The young doctor evidently found some time for social life after meeting the pretty young daughter of a pioneer Dallas preacher. After a successful courtship, he won the hand of Miss Elizabeth Griffin in marriage on Sept 2, 1858. Her father, Elder Thacker Vivian Griffin, was a well-known minister of the Christian Church from Tennessee. He is credited by some writers with establishing the first congregation of that church in Dallas County in 1846 at Hord's Ridge near the present location of the Dallas Zoo in Oak Cliff. Her mother was Catherine Medearis Griffin, who died in 1845 when Elizabeth was 3 years old. Her father married again in 1846, a widow Librina Ray, and came to Texas that same year, bringing Elizabeth and her brother Joseph.

A contemporary of Elizabeth Griffin Johnston wrote, "Mrs Johnston acquired a good education in Dallas and by self-culture subsequently. She ranks as one of the most intelligent and accomplished ladies of the country, a great lover of nature and a zealous member of the church of her father." She is reported to have been the children's page editor of a church paper.

After his marriage in 1858, Dr Johnston continued his medical practice in Dallas County. On July 6 of the following year, Richard Griffin Johnston was born to the young couple and named after his two grandfathers.

With the secession of the Southern states and the outbreak of the Civil War, Dr Johnston chose to serve the Southern cause as a surgeon in the Confederate Army. Apparently he served most of the war in Louisiana under a Texas command. His wife, in order to be near him, went to live with an aunt, Mrs Sarah Medearis Lloyd, near Cheneyville, La. James D. Lloyd, her husband, owned a large plantation home there, known as Lloyd Hall. It was probably at Lloyd Hall that the 4-year-old son of the Johnstons died on Oct 26, 1863. There were never any other children.

It was with heavy hearts that the Johnstons returned to Dallas after the war. The cause that he had served so well was lost. Their only child was dead. Her only brother, Joseph, had lost his life in the Confederate service at the Battle of Mansfield. Her grandmother had died at Lloyd Hall in 1864. Their financial condition must have suffered greatly by his service. They busied themselves, however, with rebuilding his medical practice. For more than 30 years after the war, he continued to minister to the sick in Dallas and Dallas County.

He became a member of the Christian Church in 1873 and was active thereafter in its work.

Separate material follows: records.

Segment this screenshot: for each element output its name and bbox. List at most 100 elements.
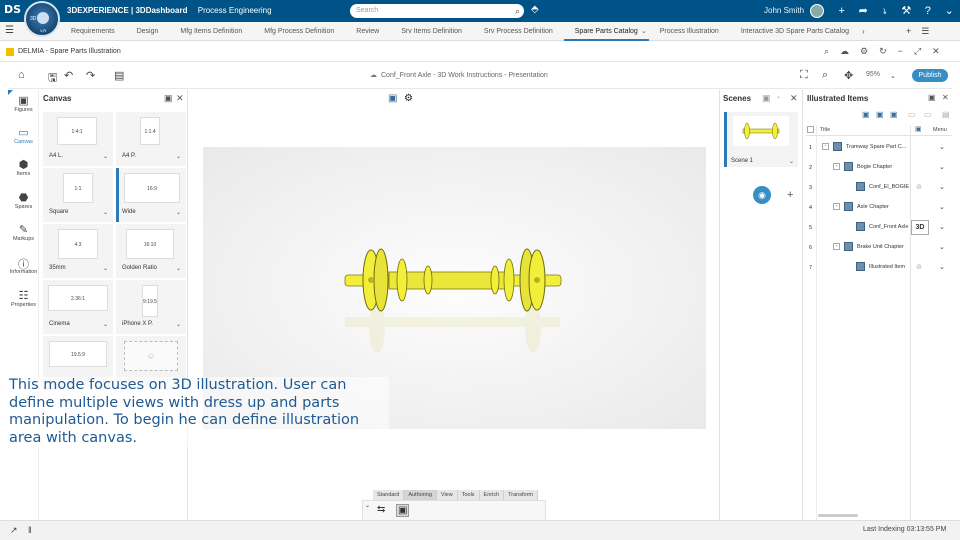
ds-logo-icon[interactable]: DS bbox=[4, 3, 21, 19]
canvas-card-cinema[interactable]: 2.36:1 Cinema ⌄ bbox=[43, 280, 113, 334]
scene-options-chevron-icon[interactable]: ⌄ bbox=[776, 93, 781, 100]
user-name[interactable]: John Smith bbox=[764, 6, 804, 15]
collapse-icon[interactable]: - bbox=[822, 143, 829, 150]
tab-chevron-down-icon[interactable]: ⌄ bbox=[641, 22, 647, 41]
refresh-icon[interactable]: ↻ bbox=[879, 46, 887, 57]
close-panel-icon[interactable]: ✕ bbox=[790, 93, 798, 104]
collapse-icon[interactable]: - bbox=[833, 163, 840, 170]
camera-icon[interactable]: ▣ bbox=[396, 504, 410, 517]
rail-markups[interactable]: ✎ Markups bbox=[8, 223, 39, 242]
tab-process-illustration[interactable]: Process Illustration bbox=[649, 22, 730, 41]
canvas-card-wide[interactable]: 16:9 Wide ⌄ bbox=[116, 168, 186, 222]
tab-tools[interactable]: Tools bbox=[458, 490, 480, 500]
tab-srv-items-definition[interactable]: Srv Items Definition bbox=[390, 22, 473, 41]
rail-information[interactable]: ⓘ Information bbox=[8, 256, 39, 275]
help-icon[interactable]: ? bbox=[917, 3, 939, 19]
redo-icon[interactable]: ↷ bbox=[86, 69, 95, 82]
tab-authoring[interactable]: Authoring bbox=[404, 490, 437, 500]
canvas-card-a4-portrait[interactable]: 1:1.4 A4 P. ⌄ bbox=[116, 112, 186, 166]
canvas-card-golden-ratio[interactable]: 16:10 Golden Ratio ⌄ bbox=[116, 224, 186, 278]
tab-requirements[interactable]: Requirements bbox=[60, 22, 126, 41]
table-row[interactable]: 6 - Brake Unit Chapter ⌄ bbox=[806, 238, 952, 258]
item-action-icon[interactable]: ▭ bbox=[924, 110, 932, 119]
avatar[interactable] bbox=[810, 4, 824, 18]
tag-icon[interactable]: ⬘ bbox=[531, 4, 539, 15]
canvas-card-iphone-x-portrait[interactable]: 9:19.5 iPhone X P. ⌄ bbox=[116, 280, 186, 334]
chevron-down-icon[interactable]: ⌄ bbox=[176, 265, 181, 272]
item-action-icon[interactable]: ▭ bbox=[908, 110, 916, 119]
fit-all-icon[interactable]: ⛶ bbox=[800, 69, 808, 82]
chevron-down-icon[interactable]: ⌄ bbox=[789, 158, 794, 165]
rail-canvas[interactable]: ▭ Canvas bbox=[8, 126, 39, 145]
tab-transform[interactable]: Transform bbox=[504, 490, 538, 500]
tab-enrich[interactable]: Enrich bbox=[480, 490, 505, 500]
publish-button[interactable]: Publish bbox=[912, 69, 948, 82]
pause-icon[interactable]: ‖ bbox=[28, 525, 32, 535]
tab-mfg-process-definition[interactable]: Mfg Process Definition bbox=[253, 22, 345, 41]
tab-interactive-3d-spare-parts-catalog[interactable]: Interactive 3D Spare Parts Catalog bbox=[730, 22, 860, 41]
save-icon[interactable]: 🖫 bbox=[48, 69, 57, 88]
dashboard-context[interactable]: Process Engineering bbox=[198, 6, 272, 15]
add-tab-icon[interactable]: + bbox=[906, 22, 911, 41]
row-menu-chevron-icon[interactable]: ⌄ bbox=[939, 223, 945, 231]
table-row[interactable]: 1 - Tramway Spare Part C... ⌄ bbox=[806, 138, 952, 158]
zoom-icon[interactable]: ⌕ bbox=[822, 69, 828, 82]
item-action-icon[interactable]: ▤ bbox=[942, 110, 950, 119]
dock-panel-icon[interactable]: ▣ bbox=[928, 93, 936, 102]
gear-icon[interactable]: ⚙ bbox=[860, 46, 868, 57]
tab-options-icon[interactable]: ☰ bbox=[921, 22, 929, 41]
tab-view[interactable]: View bbox=[437, 490, 458, 500]
zoom-chevron-down-icon[interactable]: ⌄ bbox=[890, 72, 896, 80]
chevron-down-icon[interactable]: ⌄ bbox=[176, 209, 181, 216]
table-row[interactable]: 2 - Bogie Chapter ⌄ bbox=[806, 158, 952, 178]
share-icon[interactable]: ➦ bbox=[853, 3, 875, 19]
close-panel-icon[interactable]: ✕ bbox=[942, 93, 949, 102]
rail-spares[interactable]: ⬣ Spares bbox=[8, 191, 39, 210]
tab-srv-process-definition[interactable]: Srv Process Definition bbox=[473, 22, 564, 41]
tab-design[interactable]: Design bbox=[126, 22, 170, 41]
table-row[interactable]: 3 Conf_El_BOGIE ⊘ ⌄ bbox=[806, 178, 952, 198]
action-bar-chevron-icon[interactable]: ⌄ bbox=[365, 502, 370, 509]
tab-scroll-right-icon[interactable]: › bbox=[862, 22, 865, 41]
panel-toggle-icon[interactable]: ▤ bbox=[114, 69, 124, 82]
chevron-down-icon[interactable]: ⌄ bbox=[103, 265, 108, 272]
swap-icon[interactable]: ⇆ bbox=[377, 504, 385, 515]
cloud-icon[interactable]: ☁ bbox=[840, 46, 849, 57]
row-menu-chevron-icon[interactable]: ⌄ bbox=[939, 163, 945, 171]
home-icon[interactable]: ⌂ bbox=[18, 69, 25, 81]
hamburger-menu-icon[interactable]: ☰ bbox=[5, 25, 14, 36]
search-input[interactable]: Search ⌕ bbox=[350, 4, 524, 18]
maximize-icon[interactable]: ⤢ bbox=[914, 46, 921, 57]
row-menu-chevron-icon[interactable]: ⌄ bbox=[939, 203, 945, 211]
close-panel-icon[interactable]: ✕ bbox=[176, 93, 184, 104]
scene-options-icon[interactable]: ▣ bbox=[762, 93, 771, 104]
canvas-card-a4-landscape[interactable]: 1:4:1 A4 L. ⌄ bbox=[43, 112, 113, 166]
collapse-icon[interactable]: - bbox=[833, 243, 840, 250]
row-menu-chevron-icon[interactable]: ⌄ bbox=[939, 263, 945, 271]
table-row[interactable]: 4 - Axle Chapter ⌄ bbox=[806, 198, 952, 218]
rail-items[interactable]: ⬢ Items bbox=[8, 158, 39, 177]
table-row[interactable]: 7 Illustrated Item ⊘ ⌄ bbox=[806, 258, 952, 278]
horizontal-scrollbar[interactable] bbox=[818, 514, 858, 517]
undo-icon[interactable]: ↶ bbox=[64, 69, 73, 82]
rail-figures[interactable]: ▣ Figures bbox=[8, 94, 39, 113]
chevron-down-icon[interactable]: ⌄ bbox=[103, 209, 108, 216]
chevron-down-icon[interactable]: ⌄ bbox=[176, 153, 181, 160]
tab-mfg-items-definition[interactable]: Mfg Items Definition bbox=[169, 22, 253, 41]
capture-scene-camera-button[interactable]: ◉ bbox=[753, 186, 771, 204]
chevron-down-icon[interactable]: ⌄ bbox=[103, 153, 108, 160]
column-menu[interactable]: Menu bbox=[933, 127, 947, 133]
row-menu-chevron-icon[interactable]: ⌄ bbox=[939, 183, 945, 191]
hidden-item-icon[interactable]: ⊘ bbox=[916, 263, 922, 271]
tools-icon[interactable]: ⚒ bbox=[896, 3, 918, 19]
close-icon[interactable]: ✕ bbox=[932, 46, 940, 57]
row-menu-chevron-icon[interactable]: ⌄ bbox=[939, 143, 945, 151]
status-tool-icon[interactable]: ↗ bbox=[10, 525, 18, 536]
tab-standard[interactable]: Standard bbox=[373, 490, 405, 500]
search-icon[interactable]: ⌕ bbox=[515, 4, 520, 18]
canvas-card-square[interactable]: 1:1 Square ⌄ bbox=[43, 168, 113, 222]
tab-review[interactable]: Review bbox=[345, 22, 390, 41]
table-row[interactable]: 5 Conf_Front Axle 3D ⌄ bbox=[806, 218, 952, 238]
minimize-icon[interactable]: − bbox=[898, 46, 903, 57]
collapse-icon[interactable]: - bbox=[833, 203, 840, 210]
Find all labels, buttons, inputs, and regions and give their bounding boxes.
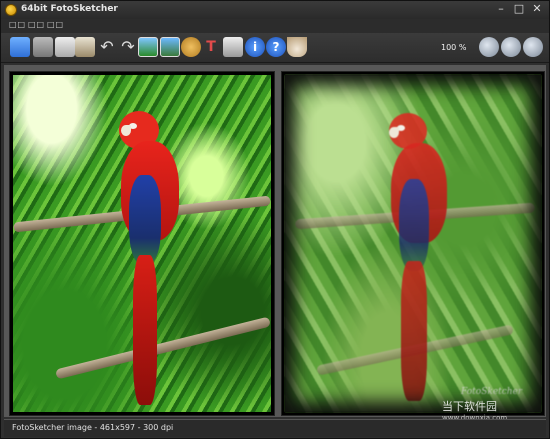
info-icon[interactable]: i [245, 37, 265, 57]
print-icon[interactable] [223, 37, 243, 57]
text-icon[interactable]: T [201, 37, 221, 57]
zoom-level: 100 % [441, 43, 467, 52]
open-folder-icon[interactable] [10, 37, 30, 57]
original-image [13, 75, 271, 412]
zoom-out-icon[interactable] [523, 37, 543, 57]
parrot-beak [121, 125, 131, 136]
work-area: FotoSketcher [4, 65, 546, 417]
app-window: 64bit FotoSketcher – □ ✕ □□ □□ □□ ↶ ↷ T … [0, 0, 550, 439]
app-logo-icon [5, 4, 17, 16]
status-text: FotoSketcher image - 461x597 - 300 dpi [12, 423, 174, 432]
minimize-button[interactable]: – [493, 2, 509, 16]
parrot-beak [389, 127, 399, 138]
undo-icon[interactable]: ↶ [97, 37, 117, 57]
parrot-wing [399, 179, 429, 271]
title-bar: 64bit FotoSketcher – □ ✕ [1, 1, 549, 19]
maximize-button[interactable]: □ [511, 2, 527, 16]
sketch-image: FotoSketcher [285, 75, 541, 412]
signature-logo: FotoSketcher [461, 387, 523, 397]
sketch-image-panel[interactable]: FotoSketcher [281, 71, 545, 416]
window-title: 64bit FotoSketcher [21, 4, 118, 14]
menu-item-edit[interactable]: □□ [28, 20, 45, 29]
image-before-icon[interactable] [138, 37, 158, 57]
coffee-cup-icon[interactable] [287, 37, 307, 57]
original-image-panel[interactable] [9, 71, 275, 416]
menu-item-file[interactable]: □□ [9, 20, 26, 29]
zoom-fit-icon[interactable] [501, 37, 521, 57]
redo-icon[interactable]: ↷ [118, 37, 138, 57]
parrot-tail [133, 255, 157, 405]
status-bar: FotoSketcher image - 461x597 - 300 dpi [4, 419, 546, 437]
paint-palette-icon[interactable] [181, 37, 201, 57]
menu-bar: □□ □□ □□ [1, 19, 549, 33]
toolbar: ↶ ↷ T i ? 100 % [1, 33, 549, 63]
close-button[interactable]: ✕ [529, 2, 545, 16]
paste-icon[interactable] [75, 37, 95, 57]
save-icon[interactable] [33, 37, 53, 57]
zoom-in-icon[interactable] [479, 37, 499, 57]
menu-item-help[interactable]: □□ [47, 20, 64, 29]
copy-icon[interactable] [55, 37, 75, 57]
parrot-tail [401, 261, 427, 401]
image-after-icon[interactable] [160, 37, 180, 57]
help-icon[interactable]: ? [266, 37, 286, 57]
branch [55, 316, 271, 380]
watermark-main: 当下软件园 [442, 400, 497, 413]
parrot-wing [129, 175, 161, 265]
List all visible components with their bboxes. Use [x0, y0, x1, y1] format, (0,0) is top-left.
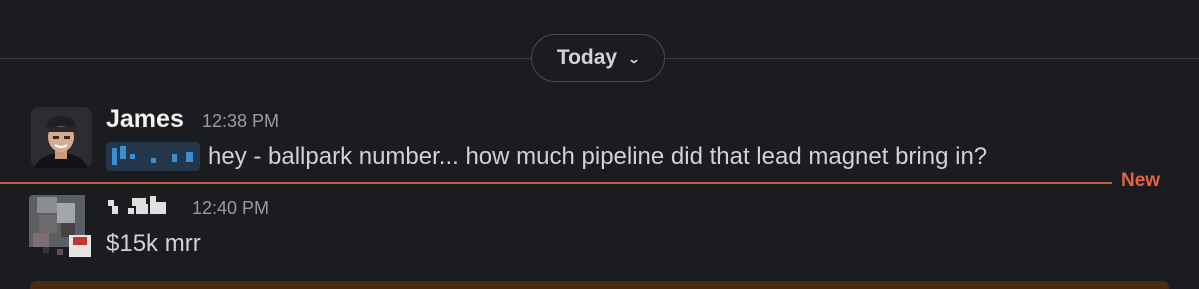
- message-text: $15k mrr: [106, 230, 201, 257]
- new-messages-line: [0, 182, 1112, 184]
- date-divider-label: Today: [556, 46, 618, 69]
- user-photo-icon: [31, 107, 92, 168]
- avatar[interactable]: [29, 195, 92, 258]
- message-body: hey - ballpark number... how much pipeli…: [106, 142, 987, 171]
- message-timestamp[interactable]: 12:40 PM: [192, 198, 269, 219]
- message-text: hey - ballpark number... how much pipeli…: [208, 142, 988, 170]
- chevron-down-icon: ⌄: [627, 52, 641, 66]
- composer-top-edge: [30, 281, 1169, 289]
- message-author[interactable]: James: [106, 105, 184, 134]
- message-timestamp[interactable]: 12:38 PM: [202, 111, 279, 132]
- avatar[interactable]: [31, 107, 92, 168]
- user-photo-icon: [29, 195, 92, 258]
- date-divider-button[interactable]: Today ⌄: [531, 34, 665, 82]
- mention-redacted[interactable]: [106, 142, 200, 171]
- message-author-redacted[interactable]: [106, 196, 178, 216]
- new-messages-label: New: [1121, 170, 1161, 191]
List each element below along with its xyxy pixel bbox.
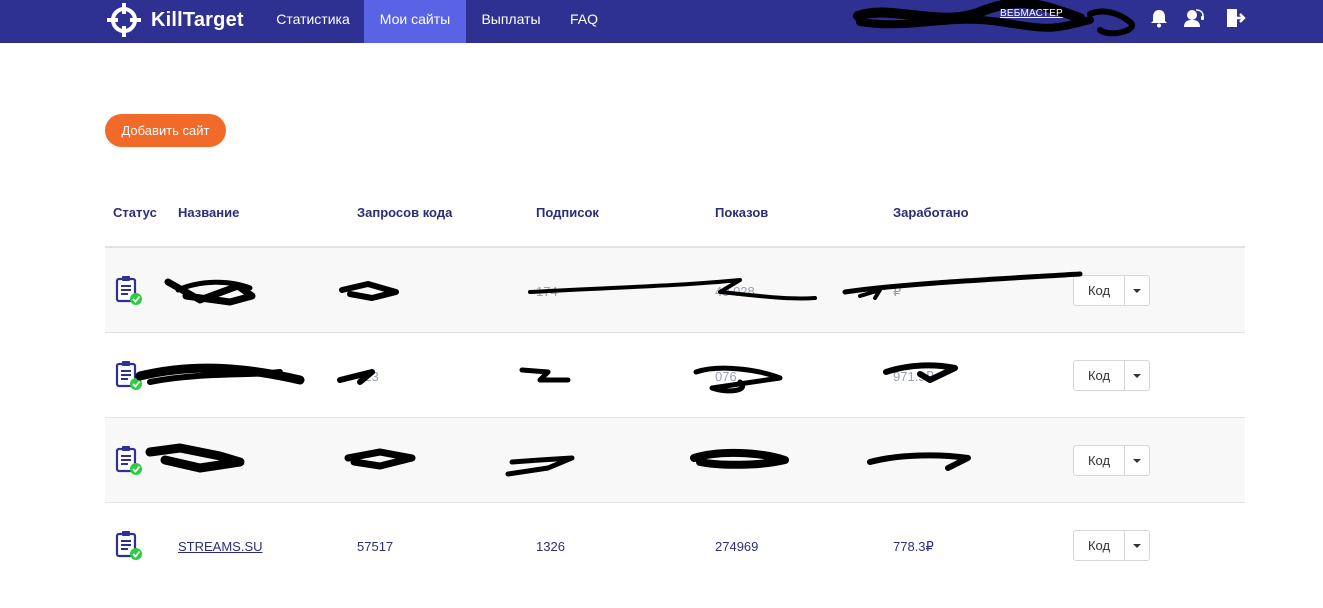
bell-icon[interactable] [1148,7,1170,29]
top-navbar: KillTarget Статистика Мои сайты Выплаты … [0,0,1323,43]
column-header-status: Статус [113,205,157,220]
views-value: 076 [715,369,737,384]
earned-value: 778.3₽ [893,539,934,554]
code-button-group: Код [1073,445,1150,476]
views-value: 40 028 [715,284,755,299]
requests-value: 57517 [357,539,394,554]
chevron-down-icon[interactable] [1125,276,1149,305]
code-button[interactable]: Код [1074,446,1125,475]
logout-icon[interactable] [1224,7,1246,29]
support-icon[interactable] [1183,7,1205,29]
nav-item-payouts[interactable]: Выплаты [466,0,556,43]
subscriptions-value: 174 [536,284,558,299]
table-row: 174 40 028 ₽ Код [105,248,1245,333]
clipboard-check-icon [115,531,142,560]
add-site-button[interactable]: Добавить сайт [105,114,226,147]
brand-name: KillTarget [151,8,244,31]
table-row: STREAMS.SU 57517 1326 274969 778.3₽ Код [105,503,1245,588]
chevron-down-icon[interactable] [1125,361,1149,390]
nav-item-my-sites[interactable]: Мои сайты [364,0,466,43]
code-button[interactable]: Код [1074,276,1125,305]
table-row: Код [105,418,1245,503]
role-link-webmaster[interactable]: ВЕБМАСТЕР [1000,8,1063,19]
chevron-down-icon[interactable] [1125,446,1149,475]
redacted-username-scribble [853,0,1135,37]
column-header-name[interactable]: Название [178,205,239,220]
brand-logo[interactable]: KillTarget [106,0,244,40]
column-header-earned[interactable]: Заработано [893,205,969,220]
column-header-requests[interactable]: Запросов кода [357,205,452,220]
code-button[interactable]: Код [1074,361,1125,390]
views-value: 274969 [715,539,759,554]
site-name-link[interactable]: STREAMS.SU [178,539,263,554]
crosshair-icon [107,3,141,37]
clipboard-check-icon [115,446,142,475]
nav-item-statistics[interactable]: Статистика [262,0,364,43]
code-button-group: Код [1073,275,1150,306]
subscriptions-value: 1326 [536,539,565,554]
code-button[interactable]: Код [1074,531,1125,560]
earned-value: 971.9₽ [893,369,934,384]
nav-item-faq[interactable]: FAQ [556,0,612,43]
chevron-down-icon[interactable] [1125,531,1149,560]
clipboard-check-icon [115,276,142,305]
code-button-group: Код [1073,360,1150,391]
column-header-subscriptions[interactable]: Подписок [536,205,599,220]
table-row: 223 076 971.9₽ Код [105,333,1245,418]
column-header-views[interactable]: Показов [715,205,768,220]
clipboard-check-icon [115,361,142,390]
requests-value: 223 [357,369,379,384]
earned-value: ₽ [893,284,902,299]
code-button-group: Код [1073,530,1150,561]
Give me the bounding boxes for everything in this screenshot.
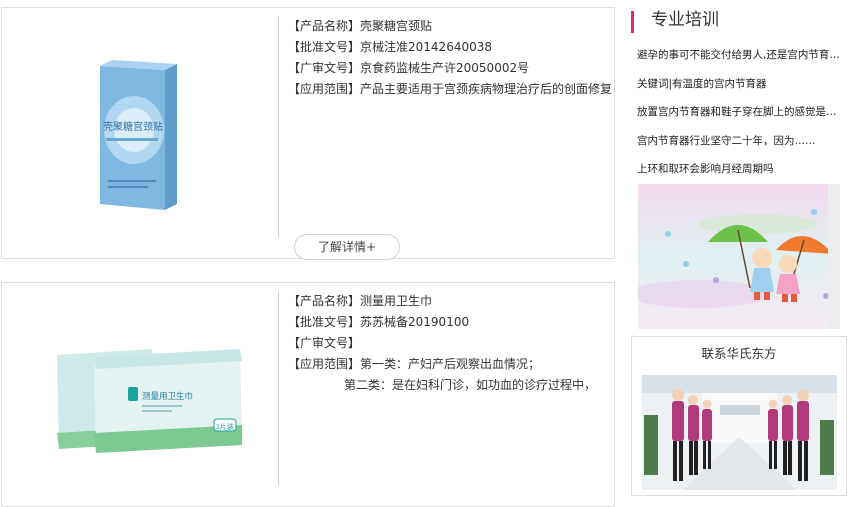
field-value: 京械注准20142640038 — [360, 40, 492, 54]
product-info: 【产品名称】壳聚糖宫颈贴 【批准文号】京械注准20142640038 【广审文号… — [288, 16, 612, 100]
product-image-measuring-pad[interactable]: 测量用卫生巾 1片装 — [2, 283, 277, 506]
card-divider — [278, 291, 279, 486]
reception-staff-photo[interactable] — [642, 375, 837, 490]
box-label: 测量用卫生巾 — [142, 391, 193, 401]
sidebar-section-title: 专业培训 — [631, 9, 841, 33]
field-label: 【产品名称】 — [288, 294, 361, 308]
sidebar-title: 专业培训 — [651, 10, 719, 30]
field-label: 【广审文号】 — [288, 61, 361, 75]
field-product-name: 【产品名称】壳聚糖宫颈贴 — [288, 16, 604, 37]
field-ad-review-number: 【广审文号】 — [288, 333, 604, 354]
field-label: 【产品名称】 — [288, 19, 361, 33]
news-item[interactable]: 关键词|有温度的宫内节育器 — [637, 70, 842, 99]
field-application-scope: 【应用范围】产品主要适用于宫颈疾病物理治疗后的创面修复 — [288, 79, 612, 100]
field-label: 【应用范围】 — [288, 82, 361, 96]
news-item[interactable]: 宫内节育器行业坚守二十年，因为…… — [637, 127, 842, 156]
product-card-2: 测量用卫生巾 1片装 【产品名称】测量用卫生巾 【批准文号】苏苏械备201901… — [1, 282, 615, 507]
product-info: 【产品名称】测量用卫生巾 【批准文号】苏苏械备20190100 【广审文号】 【… — [288, 291, 604, 396]
product-card-1: 壳聚糖宫颈贴 【产品名称】壳聚糖宫颈贴 【批准文号】京械注准2014264003… — [1, 7, 615, 260]
field-value: 测量用卫生巾 — [360, 294, 433, 308]
field-value: 苏苏械备20190100 — [360, 315, 470, 329]
learn-more-button[interactable]: 了解详情+ — [294, 234, 400, 260]
news-item[interactable]: 上环和取环会影响月经周期吗 — [637, 155, 842, 184]
news-item[interactable]: 避孕的事可不能交付给男人,还是宫内节育器… — [637, 41, 842, 70]
field-application-scope: 【应用范围】第一类：产妇产后观察出血情况； — [288, 354, 604, 375]
box-label: 壳聚糖宫颈贴 — [103, 120, 163, 133]
field-label: 【应用范围】 — [288, 357, 361, 371]
field-ad-review-number: 【广审文号】京食药监械生产许20050002号 — [288, 58, 604, 79]
field-approval-number: 【批准文号】京械注准20142640038 — [288, 37, 604, 58]
accent-bar — [631, 11, 634, 33]
field-label: 【批准文号】 — [288, 315, 361, 329]
field-label: 【广审文号】 — [288, 336, 361, 350]
pack-count: 1片装 — [216, 422, 234, 431]
field-value: 第一类：产妇产后观察出血情况； — [360, 357, 541, 371]
field-value: 产品主要适用于宫颈疾病物理治疗后的创面修复 — [360, 82, 613, 96]
field-application-scope-continued: 第二类：是在妇科门诊，如功血的诊疗过程中， — [344, 378, 597, 392]
field-product-name: 【产品名称】测量用卫生巾 — [288, 291, 604, 312]
news-list: 避孕的事可不能交付给男人,还是宫内节育器… 关键词|有温度的宫内节育器 放置宫内… — [637, 41, 842, 184]
card-divider — [278, 16, 279, 238]
contact-title[interactable]: 联系华氏东方 — [632, 343, 846, 362]
training-banner-image[interactable] — [638, 184, 840, 329]
field-value: 壳聚糖宫颈贴 — [360, 19, 433, 33]
news-item[interactable]: 放置宫内节育器和鞋子穿在脚上的感觉是同样… — [637, 98, 842, 127]
contact-panel: 联系华氏东方 — [631, 336, 847, 496]
field-value: 京食药监械生产许20050002号 — [360, 61, 530, 75]
product-image-chitosan-patch[interactable]: 壳聚糖宫颈贴 — [2, 8, 277, 258]
field-approval-number: 【批准文号】苏苏械备20190100 — [288, 312, 604, 333]
field-label: 【批准文号】 — [288, 40, 361, 54]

The Knights Templar of the Masonic order honored him for his devoted service to that organization by naming him the State Grand Commander. He was a member of Tannehill Lodge #52.

When 17 Dallas County doctors met to form the Dallas County Medical Society in 1876, Dr Johnston was honored by his fellow physicians by being elected the first president of this organization.

In 1897, his devoted wife of 39 years died. After her death, he retired from active medical practice. Eight years later, on Feb 10, 1905, Dr Albert Addison Johnston died at the age of 70. His death occurred at 350 Ross Ave in Dallas, after a two-day illness.

The funeral for Dr Johnston was conducted on Sunday afternoon, Feb 12, 1905, at the Central Christian Church with burial in Greenwood Cemetery. At the time of his death and funeral, Dallas was experiencing a severe winter storm with temperatures around zero. Newspaper accounts report a large crowd of prominent Dallas citizens paying their respects to him in spite of the unfavorable weather. Only a niece in Kentucky was mentioned as a surviving relative.

No doubt Dr Johnston had made many trips on horseback in such weather to remote settlers' cabins to deliver babies or sit through the night by the bedside of the very ill. He had come to the primitive frontier community of Dallas in 1856, as an ambitious, inexperienced young man. He lived to see it become a thriving metropolitan center of trade and industry, with two daily newspapers. He lived to see himself become elderly and honored by the city and the profession he had served so long and so well.